Task Specific Sharpness Aware O-RAN Resource Management using Multi Agent Reinforcement Learning
Fatemeh Lotfi, Hossein Rajoli, Fatemeh Afghah
TL;DR
This work tackles robust, scalable resource management for dynamic O-RAN networks by integrating Sharpness-Aware Minimization into a distributed SAC-based MARL framework (TA-SAM MARL). A TD-error variance–driven mechanism selectively applies SAM to actors and critics to promote flatter, more generalizable loss landscapes while dynamically scheduling the SAM radius $ ho$ to balance exploration and exploitation across heterogeneous slices.
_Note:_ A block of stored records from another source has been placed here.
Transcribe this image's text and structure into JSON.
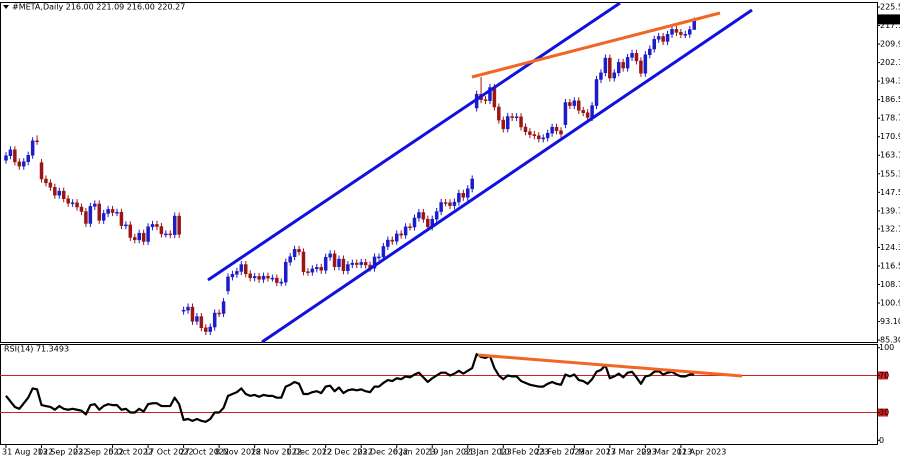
{
  "chart_data": [
    {
      "type": "candlestick",
      "title": "#META,Daily  216.00 221.09 216.00 220.27",
      "up_color": "#1c1cc8",
      "down_color": "#9a1515",
      "categories": [
        "31 Aug 2022",
        null,
        null,
        null,
        null,
        null,
        null,
        null,
        "13 Sep 2022",
        null,
        null,
        null,
        null,
        null,
        null,
        null,
        "23 Sep 2022",
        null,
        null,
        null,
        null,
        null,
        null,
        null,
        "5 Oct 2022",
        null,
        null,
        null,
        null,
        null,
        null,
        null,
        "17 Oct 2022",
        null,
        null,
        null,
        null,
        null,
        null,
        null,
        "27 Oct 2022",
        null,
        null,
        null,
        null,
        null,
        null,
        null,
        "8 Nov 2022",
        null,
        null,
        null,
        null,
        null,
        null,
        null,
        "18 Nov 2022",
        null,
        null,
        null,
        null,
        null,
        null,
        null,
        "1 Dec 2022",
        null,
        null,
        null,
        null,
        null,
        null,
        null,
        "12 Dec 2022",
        null,
        null,
        null,
        null,
        null,
        null,
        null,
        "23 Dec 2022",
        null,
        null,
        null,
        null,
        null,
        null,
        null,
        "6 Jan 2023",
        null,
        null,
        null,
        null,
        null,
        null,
        null,
        "19 Jan 2023",
        null,
        null,
        null,
        null,
        null,
        null,
        null,
        "31 Jan 2023",
        null,
        null,
        null,
        null,
        null,
        null,
        null,
        "10 Feb 2023",
        null,
        null,
        null,
        null,
        null,
        null,
        null,
        "23 Feb 2023",
        null,
        null,
        null,
        null,
        null,
        null,
        null,
        "7 Mar 2023",
        null,
        null,
        null,
        null,
        null,
        null,
        null,
        "17 Mar 2023",
        null,
        null,
        null,
        null,
        null,
        null,
        null,
        "29 Mar 2023",
        null,
        null,
        null,
        null,
        null,
        null,
        null,
        "11 Apr 2023",
        null,
        null,
        null
      ],
      "open": [
        161.0,
        162.9,
        165.4,
        160.3,
        158.5,
        160.4,
        163.1,
        169.2,
        160.0,
        153.1,
        151.5,
        149.6,
        146.3,
        148.0,
        144.8,
        142.9,
        143.1,
        141.3,
        139.4,
        134.4,
        141.6,
        142.6,
        135.7,
        138.6,
        140.3,
        139.0,
        139.1,
        133.5,
        133.8,
        128.5,
        127.5,
        130.3,
        126.8,
        133.0,
        134.0,
        133.1,
        130.0,
        130.0,
        129.7,
        137.5,
        97.5,
        97.9,
        99.2,
        93.2,
        95.2,
        90.5,
        88.9,
        90.8,
        96.7,
        96.5,
        106.0,
        111.9,
        113.0,
        114.2,
        117.1,
        113.2,
        111.5,
        112.1,
        110.9,
        112.2,
        111.4,
        111.4,
        109.5,
        109.7,
        118.1,
        120.4,
        123.5,
        122.4,
        114.1,
        113.9,
        115.3,
        115.9,
        114.7,
        120.2,
        121.6,
        116.2,
        119.4,
        114.5,
        117.1,
        117.7,
        117.1,
        118.0,
        116.9,
        115.6,
        120.3,
        120.3,
        124.7,
        127.4,
        126.9,
        130.0,
        129.5,
        133.0,
        132.9,
        136.7,
        139.0,
        136.2,
        133.0,
        136.2,
        139.4,
        143.2,
        143.1,
        141.9,
        143.4,
        147.1,
        145.4,
        149.0,
        183.0,
        188.8,
        186.5,
        186.1,
        191.6,
        183.4,
        177.9,
        174.2,
        179.4,
        179.0,
        179.3,
        175.0,
        173.0,
        171.8,
        171.3,
        170.0,
        170.4,
        172.4,
        174.9,
        173.4,
        176.0,
        185.3,
        184.0,
        186.0,
        182.0,
        181.0,
        179.0,
        184.0,
        195.0,
        197.8,
        204.0,
        195.6,
        197.8,
        202.2,
        199.8,
        204.3,
        206.0,
        202.8,
        197.6,
        205.4,
        207.8,
        211.9,
        213.1,
        211.0,
        214.0,
        216.1,
        214.8,
        213.9,
        214.0,
        216.0
      ],
      "high": [
        164.4,
        166.9,
        166.9,
        161.8,
        161.9,
        164.6,
        170.7,
        171.5,
        161.5,
        154.6,
        153.0,
        151.1,
        149.5,
        149.5,
        146.3,
        144.6,
        144.6,
        142.8,
        140.9,
        143.1,
        144.1,
        144.1,
        140.1,
        141.8,
        141.8,
        140.6,
        140.6,
        135.3,
        135.3,
        130.0,
        131.8,
        131.8,
        134.5,
        135.5,
        135.5,
        134.6,
        131.5,
        131.5,
        139.0,
        139.0,
        99.4,
        100.7,
        100.7,
        96.7,
        96.7,
        92.0,
        92.3,
        98.2,
        98.2,
        103.0,
        113.4,
        114.5,
        115.7,
        118.6,
        118.6,
        114.7,
        113.6,
        113.6,
        113.7,
        113.7,
        112.9,
        112.9,
        111.2,
        119.6,
        121.9,
        125.0,
        125.0,
        123.9,
        115.6,
        116.8,
        117.4,
        117.4,
        121.7,
        123.1,
        123.1,
        120.9,
        120.9,
        118.6,
        119.2,
        119.2,
        119.5,
        119.5,
        118.4,
        121.8,
        121.8,
        126.2,
        128.9,
        128.9,
        131.5,
        131.5,
        134.5,
        134.5,
        138.2,
        140.5,
        140.5,
        137.7,
        137.7,
        140.9,
        144.7,
        144.7,
        144.6,
        144.9,
        148.6,
        148.6,
        150.5,
        154.6,
        190.3,
        196.0,
        188.0,
        193.1,
        193.1,
        184.9,
        179.4,
        180.9,
        180.9,
        180.8,
        180.8,
        176.5,
        174.5,
        173.3,
        172.8,
        171.9,
        173.9,
        176.4,
        176.4,
        174.9,
        186.8,
        186.8,
        187.5,
        187.5,
        183.5,
        182.5,
        185.5,
        196.5,
        199.3,
        205.5,
        205.5,
        199.3,
        203.7,
        203.7,
        205.8,
        207.5,
        207.5,
        204.3,
        206.9,
        209.3,
        213.4,
        214.6,
        214.6,
        215.5,
        217.6,
        217.6,
        216.3,
        215.5,
        217.5,
        221.09
      ],
      "low": [
        159.5,
        161.4,
        158.8,
        157.0,
        157.0,
        158.9,
        161.6,
        167.5,
        151.6,
        150.0,
        148.1,
        144.8,
        144.8,
        143.3,
        141.4,
        141.4,
        139.8,
        137.9,
        132.9,
        132.9,
        140.1,
        134.2,
        134.2,
        137.1,
        137.5,
        137.5,
        132.0,
        132.0,
        127.0,
        126.0,
        126.0,
        125.3,
        125.3,
        131.5,
        131.6,
        128.5,
        128.5,
        128.2,
        128.2,
        128.3,
        96.0,
        96.4,
        91.7,
        91.7,
        89.0,
        87.4,
        87.4,
        89.3,
        95.0,
        95.0,
        104.5,
        110.4,
        111.5,
        112.7,
        111.7,
        110.0,
        110.0,
        109.4,
        109.4,
        109.9,
        109.9,
        108.0,
        108.0,
        108.2,
        116.6,
        118.9,
        120.9,
        112.6,
        112.4,
        112.4,
        113.8,
        113.2,
        113.2,
        118.7,
        114.7,
        114.7,
        113.0,
        113.0,
        115.6,
        115.6,
        115.6,
        115.4,
        114.1,
        114.1,
        118.8,
        118.8,
        123.2,
        125.4,
        125.4,
        128.0,
        128.0,
        131.4,
        131.4,
        135.2,
        134.7,
        131.5,
        131.5,
        134.7,
        137.9,
        141.6,
        140.4,
        140.4,
        141.9,
        143.9,
        143.9,
        147.5,
        181.5,
        185.0,
        184.6,
        184.6,
        181.9,
        176.4,
        172.7,
        172.7,
        177.5,
        177.5,
        173.5,
        171.5,
        170.3,
        169.8,
        168.5,
        168.5,
        168.9,
        170.9,
        171.9,
        170.5,
        174.5,
        182.5,
        182.5,
        180.5,
        179.5,
        177.5,
        177.5,
        182.5,
        193.5,
        196.3,
        194.1,
        194.1,
        196.3,
        198.3,
        198.3,
        202.8,
        201.3,
        196.1,
        196.1,
        203.9,
        206.3,
        210.4,
        209.5,
        209.5,
        212.5,
        213.3,
        212.4,
        212.4,
        212.5,
        216.0
      ],
      "close": [
        162.9,
        165.4,
        160.3,
        158.5,
        160.4,
        163.1,
        169.2,
        169.0,
        153.1,
        151.5,
        149.6,
        146.3,
        148.0,
        144.8,
        142.9,
        143.1,
        141.3,
        139.4,
        134.4,
        141.6,
        142.6,
        135.7,
        138.6,
        140.3,
        139.0,
        139.1,
        133.5,
        133.8,
        128.5,
        127.5,
        130.3,
        126.8,
        133.0,
        134.0,
        133.1,
        130.0,
        130.0,
        129.7,
        137.5,
        129.8,
        97.9,
        99.2,
        93.2,
        95.2,
        90.5,
        88.9,
        90.8,
        96.7,
        96.5,
        101.5,
        111.9,
        113.0,
        114.2,
        117.1,
        113.2,
        111.5,
        112.1,
        110.9,
        112.2,
        111.4,
        111.4,
        109.5,
        109.7,
        118.1,
        120.4,
        123.5,
        122.4,
        114.1,
        113.9,
        115.3,
        115.9,
        114.7,
        120.2,
        121.6,
        116.2,
        119.4,
        114.5,
        117.1,
        117.7,
        117.1,
        118.0,
        116.9,
        115.6,
        120.3,
        120.3,
        124.7,
        127.4,
        126.9,
        130.0,
        129.5,
        133.0,
        132.9,
        136.7,
        139.0,
        136.2,
        133.0,
        136.2,
        139.4,
        143.2,
        143.1,
        141.9,
        143.4,
        147.1,
        145.4,
        149.0,
        153.1,
        188.8,
        186.5,
        186.1,
        191.6,
        183.4,
        177.9,
        174.2,
        179.4,
        179.0,
        179.3,
        175.0,
        173.0,
        171.8,
        171.3,
        170.0,
        170.4,
        172.4,
        174.9,
        173.4,
        172.0,
        185.3,
        184.0,
        186.0,
        182.0,
        181.0,
        179.0,
        184.0,
        195.0,
        197.8,
        204.0,
        195.6,
        197.8,
        202.2,
        199.8,
        204.3,
        206.0,
        202.8,
        197.6,
        205.4,
        207.8,
        211.9,
        213.1,
        211.0,
        214.0,
        216.1,
        214.8,
        213.9,
        214.0,
        216.0,
        220.27
      ],
      "ylim": [
        84.5,
        227.6
      ],
      "yticks": [
        {
          "value": 225.5,
          "label": "225.50"
        },
        {
          "value": 217.7,
          "label": "217.70"
        },
        {
          "value": 209.9,
          "label": "209.90"
        },
        {
          "value": 202.1,
          "label": "202.10"
        },
        {
          "value": 194.3,
          "label": "194.30"
        },
        {
          "value": 186.5,
          "label": "186.50"
        },
        {
          "value": 178.7,
          "label": "178.70"
        },
        {
          "value": 170.9,
          "label": "170.90"
        },
        {
          "value": 163.1,
          "label": "163.10"
        },
        {
          "value": 155.3,
          "label": "155.30"
        },
        {
          "value": 147.5,
          "label": "147.50"
        },
        {
          "value": 139.7,
          "label": "139.70"
        },
        {
          "value": 132.1,
          "label": "132.10"
        },
        {
          "value": 124.3,
          "label": "124.30"
        },
        {
          "value": 116.5,
          "label": "116.50"
        },
        {
          "value": 108.7,
          "label": "108.70"
        },
        {
          "value": 100.9,
          "label": "100.90"
        },
        {
          "value": 93.1,
          "label": "93.10"
        },
        {
          "value": 85.3,
          "label": "85.30"
        }
      ]
    },
    {
      "type": "line",
      "title": "RSI(14) 71.3493",
      "color": "#000000",
      "level_color": "#d21e1e",
      "values": [
        48,
        42,
        36,
        34,
        40,
        46,
        56,
        55,
        38,
        37,
        36,
        33,
        37,
        34,
        33,
        34,
        33,
        32,
        28,
        38,
        39,
        33,
        37,
        39,
        38,
        38,
        33,
        34,
        30,
        30,
        34,
        31,
        39,
        40,
        40,
        37,
        37,
        37,
        46,
        39,
        22,
        23,
        21,
        23,
        21,
        20,
        23,
        30,
        30,
        35,
        48,
        50,
        52,
        56,
        50,
        48,
        49,
        47,
        49,
        48,
        48,
        46,
        46,
        58,
        60,
        63,
        61,
        50,
        50,
        52,
        53,
        51,
        58,
        59,
        53,
        57,
        51,
        54,
        55,
        54,
        55,
        53,
        52,
        58,
        58,
        62,
        65,
        64,
        67,
        66,
        69,
        68,
        71,
        73,
        68,
        63,
        67,
        70,
        73,
        73,
        70,
        72,
        75,
        72,
        75,
        78,
        93,
        90,
        89,
        91,
        78,
        70,
        66,
        70,
        69,
        69,
        64,
        62,
        60,
        59,
        58,
        58,
        61,
        63,
        61,
        60,
        71,
        69,
        71,
        65,
        64,
        61,
        66,
        74,
        76,
        81,
        67,
        69,
        72,
        68,
        73,
        74,
        68,
        61,
        69,
        70,
        74,
        75,
        71,
        73,
        74,
        71,
        69,
        69,
        71,
        71.3493
      ],
      "ylim": [
        -4,
        104
      ],
      "yticks": [
        0,
        30,
        70,
        100
      ],
      "levels": [
        30,
        70
      ]
    }
  ]
}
Empirical results show up to 22% gains in resource allocation efficiency and QoS satisfaction across eMBB, mMTC, and URLLC slices, with improved stability and reduced forgetting in non-stationary network conditions. The proposed approach demonstrates strong generalization, scalability, and resilience, making it well-suited for deployment in near-real-time O-RAN control loops, with future work focusing on latency-aware inference and policy compression for hardware accelerators.
Abstract
Next-generation networks utilize the Open Radio Access Network (O-RAN) architecture to enable dynamic resource management, facilitated by the RAN Intelligent Controller (RIC). While deep reinforcement learning (DRL) models show promise in optimizing network resources, they often struggle with robustness and generalizability in dynamic environments. This paper introduces a novel resource management approach that enhances the Soft Actor Critic (SAC) algorithm with Sharpness-Aware Minimization (SAM) in a distributed Multi-Agent RL (MARL) framework. Our method introduces an adaptive and selective SAM mechanism, where regularization is explicitly driven by temporal-difference (TD)-error variance, ensuring that only agents facing high environmental complexity are regularized. This targeted strategy reduces unnecessary overhead, improves training stability, and enhances generalization without sacrificing learning efficiency. We further incorporate a dynamic $ρ$ scheduling scheme to refine the exploration-exploitation trade-off across agents. Experimental results show our method significantly outperforms conventional DRL approaches, yielding up to a $22\%$ improvement in resource allocation efficiency and ensuring superior QoS satisfaction across diverse O-RAN slices.